Reprinted from Eating Disorders Review
May/June 2006 Volume 17, Number 3
©2006 Gürze Books
Eating disorders are common among women of childbearing age and can have a significant impact upon their relationship with their children. For example, mothers with eating disorders are more likely to be involved in major mealtime conflicts with their infants, which can lead to lower infant weights.
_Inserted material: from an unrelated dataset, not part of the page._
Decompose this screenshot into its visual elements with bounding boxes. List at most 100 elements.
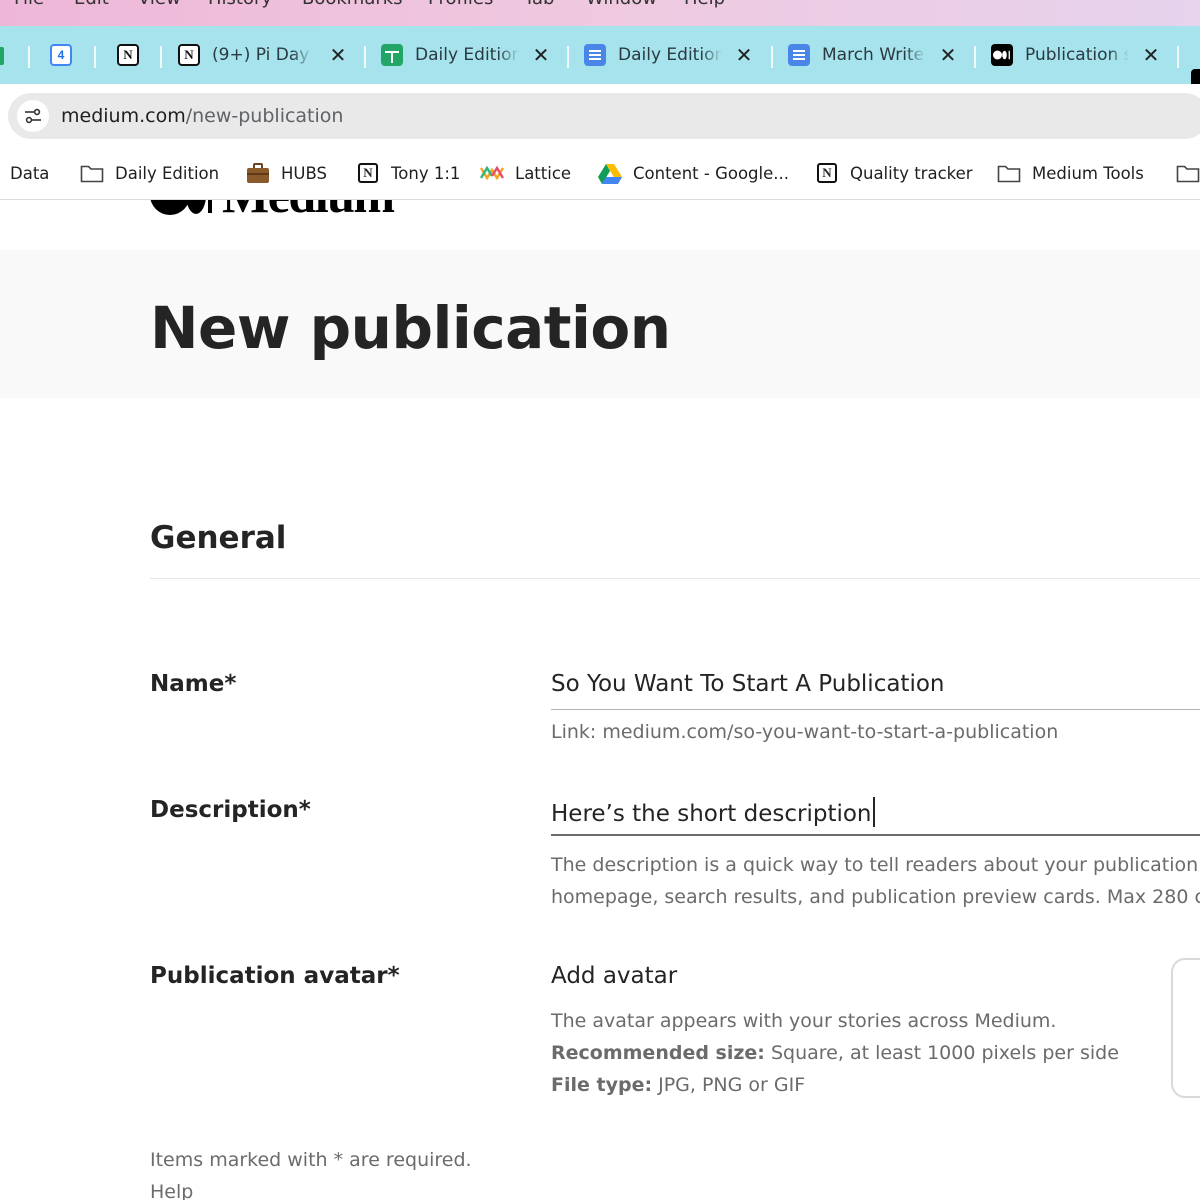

Alan Stein, FRCPsych, of the University of Oxford, and a group of researchers recently evaluated the effects of video-feedback treatment versus supportive counseling among 80 mothers who were attending routine well-baby clinics. The infants were 3 to 6 months of age. The women were 18 to 45 years old and all met Diagnostic and Statistical Manual for Mental Disorders (DSM-IV) diagnostic criteria for BN or a similar eating disorder, such as a bulimic subtype of an eating disorder not otherwise specified (Am J Psychiatry 2006;163:899).
Two treatment groups
The mothers were randomly assigned to one of two interventions: a video-feedback program (40 mothers), or a control treatment of supportive counseling only (40 mothers). Both groups had 13 one-hour treatment sessions presented in the mothers’ homes.
Mothers in both groups were given a self-help manual, adapted for the postnatal period from two established treatments that contained information about eating problems and explained the program’s six steps through guided cognitive behavioral self-help. The manuals aimed to help the mothers gain control over their eating, reduce episodes of vomiting and laxative abuse, and reduce extreme concerns about shape and weight. Both groups were assessed before treatment began, when the infants were 4 to 6 months old, and after treatment, when infants were 13 months of age.
Video-feedback treatment
Video-feedback intervention to promote positive parenting is relatively new, and is designed to prevent or reduce conflicts and enhance interactions between mothers and infants, primarily during mealtimes. The visual feedback helps mothers recognize and respond to their infants’ cues and also improves awareness of infants’ developing skills and needs.
A therapist videotaped the mother and infant at home during mealtimes, usually at the principal solid meal of the day. At the next visit, the therapist and mother watched and discussed selected segments of the previous video session that highlighted the infant’s signals.
The control group: support only
Treatment in the control group was aimed at giving the mother support with empathetic listening. This helped her reflect on self-selected aspects of her life and related feelings. The aim was to encourage and support any changes she initiated, helping her develop a sense of self-empowerment and self-confidence.
Feedback had unique benefits
Seventy-seven mothers completed the study. The group that received video feedback showed significantly less conflict than the group that received supportive counseling alone, according to scores on the conflict rating scale. Marked or severe conflicts were noted for 23.7% of the mother-infant pairs in the video-feedback group and 53.8% of those in the control group. Children in the video-feedback group also showed significantly more autonomy during mealtimes; in addition, there was evidence of greater help given to the infants and a higher level of appropriate nonverbal response to infant cues in the video feedback group. There was no difference between treatment groups in appropriate verbal responses to cues and no difference in the terms of maternal intrusiveness (this one factor was reduced by about 30 % in both groups at the end of the study).
The estimated 73% reduction in the odds of a marked or severe conflict in the video-feedback group was striking and important because of the central role of mealtime interaction in the mother-infant relationship, especially in the face of a maternal eating disorder. Infant-mother conflict and lessening of infant initiatives and autonomy can make mealtimes an unpleasant experience for an infant, with lasting negative impressions around food.
According to the authors, one of the reasons that video feedback is particularly suited to studying mothers with eating disorders and possibly also to studying those with postnatal depression is that these disorders often involve a narrowed focus of attention to issues surrounding the eating disorder, including body shape, weight, and eating. This may in turn impair the mother’s ability to respond, especially to her infant’s attempts to communicate with her. Video-feedback treatment focuses the mother’s attention away from her eating preoccupations and back to her infant.